In actual practice, as usual, Andy’s actions contradicted his words. Ginther’s policy to address the unhoused and their encampments is described accurately by homeless advocates as “bulldozer diplomacy” or better known as “sweeps.” This is as wasteful and counter-productive as it is inhumane.

The city has spent more than $200,000 this year on sweeps. There has been at least a dozen sweeps this year alone. There is a waiting list of 400 people to get into our shelters. The shelters themselves are over capacity and understaffed.

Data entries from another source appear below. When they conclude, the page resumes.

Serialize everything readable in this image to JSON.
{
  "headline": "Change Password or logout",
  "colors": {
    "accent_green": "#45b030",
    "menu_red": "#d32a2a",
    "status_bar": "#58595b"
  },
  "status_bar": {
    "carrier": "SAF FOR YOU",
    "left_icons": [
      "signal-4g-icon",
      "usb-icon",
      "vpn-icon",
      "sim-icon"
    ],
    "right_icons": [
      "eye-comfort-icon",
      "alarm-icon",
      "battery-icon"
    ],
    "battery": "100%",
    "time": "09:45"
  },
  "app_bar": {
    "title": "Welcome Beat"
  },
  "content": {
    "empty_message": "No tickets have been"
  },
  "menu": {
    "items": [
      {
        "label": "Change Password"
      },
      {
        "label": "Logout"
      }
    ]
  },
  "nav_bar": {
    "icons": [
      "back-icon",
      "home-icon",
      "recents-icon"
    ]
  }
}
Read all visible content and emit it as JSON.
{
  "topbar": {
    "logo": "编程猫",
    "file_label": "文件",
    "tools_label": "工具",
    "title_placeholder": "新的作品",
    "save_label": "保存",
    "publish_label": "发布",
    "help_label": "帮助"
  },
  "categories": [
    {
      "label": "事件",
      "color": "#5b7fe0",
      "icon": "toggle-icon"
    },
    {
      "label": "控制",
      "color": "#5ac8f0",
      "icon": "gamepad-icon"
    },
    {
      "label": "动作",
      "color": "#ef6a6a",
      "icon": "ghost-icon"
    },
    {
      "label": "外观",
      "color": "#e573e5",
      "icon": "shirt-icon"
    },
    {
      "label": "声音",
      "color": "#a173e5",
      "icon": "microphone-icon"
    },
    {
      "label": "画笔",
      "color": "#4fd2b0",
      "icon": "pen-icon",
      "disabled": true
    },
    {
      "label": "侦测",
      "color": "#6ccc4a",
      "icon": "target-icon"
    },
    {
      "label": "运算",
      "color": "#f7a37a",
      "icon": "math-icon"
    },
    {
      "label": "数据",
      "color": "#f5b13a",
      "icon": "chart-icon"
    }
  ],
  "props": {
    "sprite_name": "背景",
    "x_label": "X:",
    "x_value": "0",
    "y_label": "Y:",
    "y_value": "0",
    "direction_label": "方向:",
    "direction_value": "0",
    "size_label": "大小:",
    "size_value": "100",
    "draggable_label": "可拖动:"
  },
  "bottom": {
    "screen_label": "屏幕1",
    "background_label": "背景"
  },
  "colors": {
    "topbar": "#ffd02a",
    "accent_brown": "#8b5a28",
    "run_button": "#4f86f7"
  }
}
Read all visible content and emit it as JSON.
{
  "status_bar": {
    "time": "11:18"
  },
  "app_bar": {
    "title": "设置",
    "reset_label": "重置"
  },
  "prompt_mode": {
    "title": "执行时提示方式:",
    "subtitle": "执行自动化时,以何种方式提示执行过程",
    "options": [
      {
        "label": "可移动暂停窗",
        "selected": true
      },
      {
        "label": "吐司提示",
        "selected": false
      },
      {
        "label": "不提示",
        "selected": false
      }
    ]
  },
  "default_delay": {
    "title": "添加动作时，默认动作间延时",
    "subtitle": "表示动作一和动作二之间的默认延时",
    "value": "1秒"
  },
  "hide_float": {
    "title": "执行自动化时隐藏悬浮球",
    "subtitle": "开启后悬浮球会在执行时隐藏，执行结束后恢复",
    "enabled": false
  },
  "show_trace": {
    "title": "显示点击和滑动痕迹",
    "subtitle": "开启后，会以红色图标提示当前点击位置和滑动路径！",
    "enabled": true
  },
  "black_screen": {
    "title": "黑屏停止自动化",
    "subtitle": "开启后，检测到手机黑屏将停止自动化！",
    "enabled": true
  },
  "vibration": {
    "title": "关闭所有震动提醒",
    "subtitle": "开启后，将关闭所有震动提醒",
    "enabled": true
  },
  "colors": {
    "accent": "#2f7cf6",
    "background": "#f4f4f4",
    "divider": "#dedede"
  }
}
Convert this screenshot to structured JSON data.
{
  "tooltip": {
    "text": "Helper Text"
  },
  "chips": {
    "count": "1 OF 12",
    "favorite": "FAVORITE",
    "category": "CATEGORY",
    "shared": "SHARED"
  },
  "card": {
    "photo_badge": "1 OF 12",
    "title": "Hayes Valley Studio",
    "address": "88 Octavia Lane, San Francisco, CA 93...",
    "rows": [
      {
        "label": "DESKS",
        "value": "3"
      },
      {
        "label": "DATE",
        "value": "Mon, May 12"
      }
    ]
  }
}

In Franklin County, at least 300 homeless died from 2021-2022. There have been 61,199 evictions filed since 2020.

If Andy claims to be an advocate for those suffering from mental health and addiction, why is he sweeping encampments that cause residents to move elsewhere and not “ensuring that every resident is stably housed?” Ginther writes checks, throws them across his desk to a non-profit and washes his hands of the problem. He is not an advocate for the people of Columbus, only for the wealthy few who reward him for his service to them.   

The word on the street is that the city is preparing a new sweep not far from the encampment near Williams Road that was swept in June of 2022.  That act of bulldozer diplomacy cost taxpayers just over $40,000. At least 35 residents will be misplaced from this next sweep.    

So Andy, how specifically do you claim to be "championing" mental well-being? Our homeless, who suffer from mental health and addiction, suffer from your decision to bulldoze their encampments, and they have nowhere to go? And with colder, wetter weather here, where are the warming centers Andy? They are not in “neighborhoods, neighborhoods, neighborhoods.”